Cyberattacks find easy target in nation’s schools

School districts across the country are increasingly becoming a major target of malicious cyberattacks, leaving both the federal government and state governments scrambling to find ways to fight back.

Recent cyberattacks on school districts in Louisiana, Virginia and Oklahoma have highlighted the threat. In Louisiana, Gov. John Bel Edwards (D) declared a statewide emergency last month in response to ransomware attacks on three school districts, and authorized state resources and cyber assistance to help the districts.

Last week in Oklahoma, Broken Arrow Public Schools were also targeted by a ransomware attack, in which an attacker encrypts the system and demands payment to unlock it. School District Superintendent Janet Dunlop said in a statement that the district had experienced “network and server issues which are believed to be caused by criminal actors attempting to disrupt the operations of our district.”
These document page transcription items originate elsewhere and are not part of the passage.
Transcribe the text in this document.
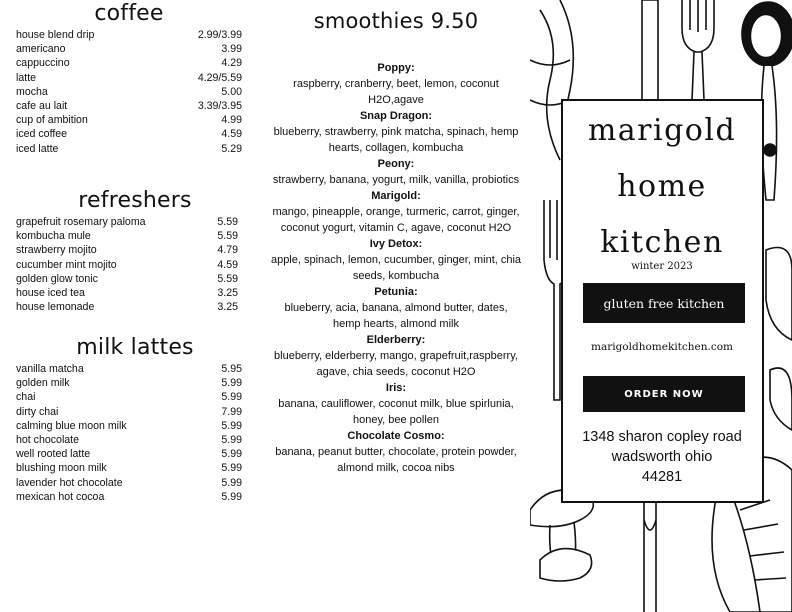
coffee
house blend drip	2.99/3.99
americano	3.99
cappuccino	4.29
latte	4.29/5.59
mocha	5.00
cafe au lait	3.39/3.95
cup of ambition	4.99
iced coffee	4.59
iced latte	5.29
refreshers
grapefruit rosemary paloma	5.59
kombucha mule	5.59
strawberry mojito	4.79
cucumber mint mojito	4.59
golden glow tonic	5.59
house iced tea	3.25
house lemonade	3.25
milk lattes
vanilla matcha	5.95
golden milk	5.99
chai	5.99
dirty chai	7.99
calming blue moon milk	5.99
hot chocolate	5.99
well rooted latte	5.99
blushing moon milk	5.99
lavender hot chocolate	5.99
mexican hot cocoa	5.99
smoothies 9.50
Poppy:
raspberry, cranberry, beet, lemon, coconut H2O,agave
Snap Dragon:
blueberry, strawberry, pink matcha, spinach, hemp hearts, collagen, kombucha
Peony:
strawberry, banana, yogurt, milk, vanilla, probiotics
Marigold:
mango, pineapple, orange, turmeric, carrot, ginger, coconut yogurt, vitamin C, agave, coconut H2O
Ivy Detox:
apple, spinach, lemon, cucumber, ginger, mint, chia seeds, kombucha
Petunia:
blueberry, acia, banana, almond butter, dates, hemp hearts, almond milk
Elderberry:
blueberry, elderberry, mango, grapefruit,raspberry, agave, chia seeds, coconut H2O
Iris:
banana, cauliflower, coconut milk, blue spirlunia, honey, bee pollen
Chocolate Cosmo:
banana, peanut butter, chocolate, protein powder, almond milk, cocoa nibs
marigold
home
kitchen
winter 2023
gluten free kitchen
marigoldhomekitchen.com
ORDER NOW
1348 sharon copley road
wadsworth ohio
44281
Dunlop said the district had notified the FBI and would work to “hold the wrongdoers accountable.”

And in Spotsylvania County, Virginia, the school district revealed this week that both it and the county government were the victims of email scams. The investigation has been turned over to the Virginia State Police, with local news outlets reporting that school officials fell for an email scam and paid $600,000 to a cyber scammer, thinking they were paying a contractor for a new football field.

While school districts may not seem to be the obvious target for hackers in comparison to governments or essential services, Doug Levin, the founder and president of EdTech Strategies, a consulting firm, told The Hill that they are easy targets due to outdated systems and the fact that they handle large amounts of money.

“They are a soft target, for those that are doing not-very-sophisticated attacks and they are looking to ransom people and steal data, they are just scanning the internet for easy targets and outdated systems,” Levin said.